Dzisiaj media kształtują język
27/03/2012
437 Wyświetlenia
0 Komentarze
18 minut czytania
Rozmowa z Lechem L. Przychodzkim – reportażystą, publicystą, filozofem sztuki, pisarzem, wydawcą i tłumaczem.
Z ramienia „Jaskółki Śląskiej” przeprowadza ją Bartłomiej Świderek:
Bartłomiej Świderek: Lech L. Przychodzki – długowłosy filozof z nieodłączną przepaską na głowie. Człowiek lasu, bujający w obłokach, czy może twardo stąpający po ziemi?
Lech L. Przychodzki: -Przepaska na głowie? Tylko wówczas, gdy mi włosy przeszkadzają. Raz do roku koleżanka czyni mi postrzyżyny. Czyli pół roku – bez przepaski.
Swoje „obłoki” przerobiłem podczas studiów i pewnie wcześniej. Liczyliśmy naiwnie z przyjaciółmi, iż do realizacji haseł Rewolucji Francuskiej wystarczą chęci, zapał i ciężka praca. Zapał i chęci niby wszyscy mieli. Gorzej było z pracą. Pod koniec lat 70. okazało się, iż haruje nas w Polsce wcale nie tak wielu. A tych, którzy robią to za własne pieniądze, jest jeszcze mniej. KOR dostawał spore pieniądze z Zachodu. Ludzie studenckiej kontrkultury (poeci, muzycy, kabareciarze, aktorzy) nie tylko nie byli wspierani finansowo, ale tępieni przez mniej zdolnych, ale uznanych przez gierkowskich urzędników za PRAWDZIWYCH twórców – starszych kolegów po fachu. Nasi ówcześni „wielcy”, w kawiarniach „protestujący” przeciw władzy sekretarzy, zwyczajnie bali się konkurencji i używali nacisków politycznych (bo wszak w 90% kolaborowali z komunistami), by utrzymać swoje fikcyjne etaty, stypendia, pracownie… Tym samym udając opozycjonistów – wspierali istniejący porządek. Wajda był pupilem Gomułki, pupilem Gierka, teraz pupilem liberałów. Takich postaw zaakceptować nie potrafię. Gdy otworzyły nam się oczy – spadliśmy z obłoków na ziemię, niektórzy nader boleśnie.

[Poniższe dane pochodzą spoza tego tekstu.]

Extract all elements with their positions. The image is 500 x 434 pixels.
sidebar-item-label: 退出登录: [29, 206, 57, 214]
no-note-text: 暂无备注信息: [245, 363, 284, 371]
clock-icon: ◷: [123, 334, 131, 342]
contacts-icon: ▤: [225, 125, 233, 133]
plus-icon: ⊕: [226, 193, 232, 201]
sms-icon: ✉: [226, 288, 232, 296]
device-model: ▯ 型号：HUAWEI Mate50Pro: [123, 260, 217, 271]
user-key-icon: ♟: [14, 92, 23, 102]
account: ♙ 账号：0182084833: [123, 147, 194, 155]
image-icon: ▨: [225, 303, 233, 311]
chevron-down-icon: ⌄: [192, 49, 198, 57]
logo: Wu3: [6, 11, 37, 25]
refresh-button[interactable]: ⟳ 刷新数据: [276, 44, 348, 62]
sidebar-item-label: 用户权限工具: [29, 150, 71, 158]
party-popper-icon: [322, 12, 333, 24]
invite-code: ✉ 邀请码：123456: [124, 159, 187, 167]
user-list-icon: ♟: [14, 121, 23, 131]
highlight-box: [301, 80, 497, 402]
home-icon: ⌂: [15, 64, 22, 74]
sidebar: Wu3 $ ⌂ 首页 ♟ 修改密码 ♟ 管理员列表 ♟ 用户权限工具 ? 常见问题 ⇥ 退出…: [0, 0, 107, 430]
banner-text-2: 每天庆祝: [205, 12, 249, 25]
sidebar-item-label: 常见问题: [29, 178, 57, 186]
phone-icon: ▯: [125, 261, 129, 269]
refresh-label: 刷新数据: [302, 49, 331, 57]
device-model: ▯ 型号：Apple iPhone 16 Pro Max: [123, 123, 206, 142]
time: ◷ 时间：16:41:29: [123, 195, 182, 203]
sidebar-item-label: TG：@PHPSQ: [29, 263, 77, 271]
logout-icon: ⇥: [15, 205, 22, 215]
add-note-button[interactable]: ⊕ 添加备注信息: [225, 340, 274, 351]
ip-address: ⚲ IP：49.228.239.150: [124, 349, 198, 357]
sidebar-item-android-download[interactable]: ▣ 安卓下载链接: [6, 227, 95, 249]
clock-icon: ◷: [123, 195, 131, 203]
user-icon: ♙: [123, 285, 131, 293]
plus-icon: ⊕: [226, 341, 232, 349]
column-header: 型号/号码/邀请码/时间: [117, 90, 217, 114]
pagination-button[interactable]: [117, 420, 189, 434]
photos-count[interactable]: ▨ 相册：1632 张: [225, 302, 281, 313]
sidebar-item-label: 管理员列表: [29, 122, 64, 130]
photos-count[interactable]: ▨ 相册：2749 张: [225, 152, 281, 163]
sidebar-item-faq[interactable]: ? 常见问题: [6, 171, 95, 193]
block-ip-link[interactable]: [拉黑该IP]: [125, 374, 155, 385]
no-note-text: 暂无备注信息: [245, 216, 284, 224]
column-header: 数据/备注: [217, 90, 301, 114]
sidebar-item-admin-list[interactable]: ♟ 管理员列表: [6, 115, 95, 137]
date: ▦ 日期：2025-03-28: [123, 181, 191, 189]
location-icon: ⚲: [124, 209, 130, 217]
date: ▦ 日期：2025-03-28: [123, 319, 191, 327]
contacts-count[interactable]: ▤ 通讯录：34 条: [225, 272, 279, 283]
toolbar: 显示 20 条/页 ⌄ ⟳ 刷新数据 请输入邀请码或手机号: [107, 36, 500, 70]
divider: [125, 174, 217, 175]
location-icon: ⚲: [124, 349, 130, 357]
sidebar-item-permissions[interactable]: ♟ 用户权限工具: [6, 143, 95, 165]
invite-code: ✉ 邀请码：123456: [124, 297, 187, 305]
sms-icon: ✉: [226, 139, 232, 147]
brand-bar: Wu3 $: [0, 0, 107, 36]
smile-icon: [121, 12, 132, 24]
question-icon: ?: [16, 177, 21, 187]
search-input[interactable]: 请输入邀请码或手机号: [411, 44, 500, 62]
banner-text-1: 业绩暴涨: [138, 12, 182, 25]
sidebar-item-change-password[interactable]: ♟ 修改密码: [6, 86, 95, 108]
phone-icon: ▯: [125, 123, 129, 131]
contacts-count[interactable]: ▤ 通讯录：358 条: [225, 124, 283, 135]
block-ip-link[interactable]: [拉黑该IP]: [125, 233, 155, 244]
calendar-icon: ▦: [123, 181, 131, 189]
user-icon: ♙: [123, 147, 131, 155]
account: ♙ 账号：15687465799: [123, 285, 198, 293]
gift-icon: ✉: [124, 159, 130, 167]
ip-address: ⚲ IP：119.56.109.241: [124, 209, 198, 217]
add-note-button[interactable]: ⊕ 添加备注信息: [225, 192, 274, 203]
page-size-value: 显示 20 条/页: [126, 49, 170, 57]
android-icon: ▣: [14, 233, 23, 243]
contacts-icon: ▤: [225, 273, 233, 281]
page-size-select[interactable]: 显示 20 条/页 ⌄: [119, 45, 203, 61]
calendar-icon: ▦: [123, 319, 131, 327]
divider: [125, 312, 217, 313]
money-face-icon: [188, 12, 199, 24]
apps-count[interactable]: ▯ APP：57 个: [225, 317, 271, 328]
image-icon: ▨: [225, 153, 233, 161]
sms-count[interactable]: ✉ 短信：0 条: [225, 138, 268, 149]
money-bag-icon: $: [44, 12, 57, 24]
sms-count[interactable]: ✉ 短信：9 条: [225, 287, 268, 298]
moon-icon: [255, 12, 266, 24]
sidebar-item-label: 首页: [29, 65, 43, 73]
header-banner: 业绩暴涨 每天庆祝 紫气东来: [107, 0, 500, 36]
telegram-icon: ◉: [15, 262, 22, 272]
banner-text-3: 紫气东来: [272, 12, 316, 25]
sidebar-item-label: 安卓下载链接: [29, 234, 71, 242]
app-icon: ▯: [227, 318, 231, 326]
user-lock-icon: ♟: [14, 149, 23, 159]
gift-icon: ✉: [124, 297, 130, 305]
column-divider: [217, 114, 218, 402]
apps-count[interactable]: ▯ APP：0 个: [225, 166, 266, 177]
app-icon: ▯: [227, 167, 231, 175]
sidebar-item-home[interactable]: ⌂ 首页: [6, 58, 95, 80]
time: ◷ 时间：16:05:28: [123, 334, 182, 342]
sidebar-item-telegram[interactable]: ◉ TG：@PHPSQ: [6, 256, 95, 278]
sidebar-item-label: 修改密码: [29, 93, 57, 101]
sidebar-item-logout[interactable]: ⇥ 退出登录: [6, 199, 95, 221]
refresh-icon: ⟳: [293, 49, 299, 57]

Szkołą życia stało się dla mnie jednak prawie 10 lat, spędzonych na nauczaniu w niewielkich, odległych od tzw. cywilizacji, wioskach. Cała dekada lat 80. Tam albo było się razem z ludźmi, albo zdychało z głodu w nie ogrzewanym (brak opału) służbowym mieszkaniu. Ci, którzy spotykają mnie dziś po wielu latach, są zdania, iż z rozmarzonego poety stałem się skrajnym racjonalistą. Nie do końca pewnie, ale wiele złudzeń straciłem bezpowrotnie. Dlatego w tym, co robię, także z innymi, staram się stawiać na skuteczność.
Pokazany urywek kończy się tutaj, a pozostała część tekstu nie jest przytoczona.